This is an automated email from the ASF dual-hosted git repository.
bkietz pushed a commit to branch main
in repository https://gitbox.apache.org/repos/asf/arrow.git
The following commit(s) were added to refs/heads/main by this push:
new e3d6b9beac GH-37796: [C++][Acero] Fix race condition caused by
straggling input in the as-of-join node (#37839)
e3d6b9beac is described below
commit e3d6b9beac6924fd6914940eb74b248a5167f05b
Author: Jeremy Aguilon <[email protected]>
AuthorDate: Tue Oct 24 09:22:01 2023 -0400
GH-37796: [C++][Acero] Fix race condition caused by straggling input in the
as-of-join node (#37839)
### Rationale for this change
### What changes are included in this PR?
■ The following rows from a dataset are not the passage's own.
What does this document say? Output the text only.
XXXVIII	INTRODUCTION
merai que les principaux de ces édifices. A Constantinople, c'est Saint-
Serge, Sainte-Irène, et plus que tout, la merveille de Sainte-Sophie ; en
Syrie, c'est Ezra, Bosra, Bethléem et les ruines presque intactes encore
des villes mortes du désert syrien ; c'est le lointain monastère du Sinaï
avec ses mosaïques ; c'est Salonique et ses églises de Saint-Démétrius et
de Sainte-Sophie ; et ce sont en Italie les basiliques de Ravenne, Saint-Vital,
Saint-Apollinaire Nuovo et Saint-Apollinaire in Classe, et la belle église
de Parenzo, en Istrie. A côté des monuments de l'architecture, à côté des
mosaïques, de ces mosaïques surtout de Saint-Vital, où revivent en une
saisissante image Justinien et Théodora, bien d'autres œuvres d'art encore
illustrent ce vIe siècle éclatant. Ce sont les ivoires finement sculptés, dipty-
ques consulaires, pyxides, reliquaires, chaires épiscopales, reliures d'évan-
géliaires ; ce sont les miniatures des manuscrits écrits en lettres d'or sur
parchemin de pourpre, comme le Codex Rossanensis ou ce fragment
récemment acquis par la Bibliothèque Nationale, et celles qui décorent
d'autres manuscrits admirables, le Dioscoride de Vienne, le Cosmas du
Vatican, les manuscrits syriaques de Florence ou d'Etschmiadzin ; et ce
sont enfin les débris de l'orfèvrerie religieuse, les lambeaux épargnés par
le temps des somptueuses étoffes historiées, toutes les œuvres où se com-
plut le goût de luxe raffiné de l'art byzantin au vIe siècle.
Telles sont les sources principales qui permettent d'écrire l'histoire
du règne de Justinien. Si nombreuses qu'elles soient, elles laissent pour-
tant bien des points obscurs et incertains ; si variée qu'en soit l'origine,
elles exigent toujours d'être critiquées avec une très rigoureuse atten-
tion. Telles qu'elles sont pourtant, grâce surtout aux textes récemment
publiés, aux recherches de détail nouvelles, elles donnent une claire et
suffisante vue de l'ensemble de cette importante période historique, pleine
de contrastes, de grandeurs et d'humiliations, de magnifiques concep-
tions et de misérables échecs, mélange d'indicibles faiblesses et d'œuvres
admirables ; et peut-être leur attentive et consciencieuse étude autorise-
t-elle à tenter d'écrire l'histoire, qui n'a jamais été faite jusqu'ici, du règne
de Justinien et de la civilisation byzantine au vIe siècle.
While asofjoining some large parquet datasets with many row groups, I ran
into a deadlock that I described here:
https://github.com/apache/arrow/issues/37796. Copy pasting below for
convenience:
1. The left hand side of the asofjoin completes and is matched with the
right hand tables, so `InputFinished` proceeds as
[expected](https://github.com/apache/arrow/blob/2455bc07e09cd5341d1fabdb293afbd07682f0b2/cpp/src/arrow/acero/asof_join_node.cc#L1323).
So far so good
2. The right hand table(s) of the join are a huge dataset scan. They're
still streaming and can legally still call `AsofJoinNode::InputReceived` all
they want ([doc
ref](https://arrow.apache.org/docs/cpp/api/acero.html#_CPPv4N5arrow5acero8ExecNode13InputReceivedEP8ExecNode9ExecBatch))
3. Each input batch is blindly pushed to the `InputState`s, which in turn
defer to `BackpressureHandler`s to decide whether to pause inputs. ([code
pointer](https://github.com/apache/arrow/blob/2455bc07e09cd5341d1fabdb293afbd07682f0b2/cpp/src/arrow/acero/asof_join_node.cc#L1689))
4. If enough batches come in right after `EndFromProcessThread` is called,
then we might exceed the
[high_threshold](https://github.com/apache/arrow/blob/2455bc07e09cd5341d1fabdb293afbd07682f0b2/cpp/src/arrow/acero/asof_join_node.cc#L575)
and tell the input node to pause via the
[BackpressureController](https://github.com/apache/arrow/blob/2455bc07e09cd5341d1fabdb293afbd07682f0b2/cpp/src/arrow/acero/asof_join_node.cc#L540)
5. At this point, the process thread has stopped for the asofjoiner, so the
right hand table(s) won't be dequeue'd, meaning
`BackpressureController::Resume()` will never be called. This causes a
[deadlock](https://arrow.apache.org/docs/cpp/api/acero.html#_CPPv4N5arrow5acero19BackpressureControl5PauseEv)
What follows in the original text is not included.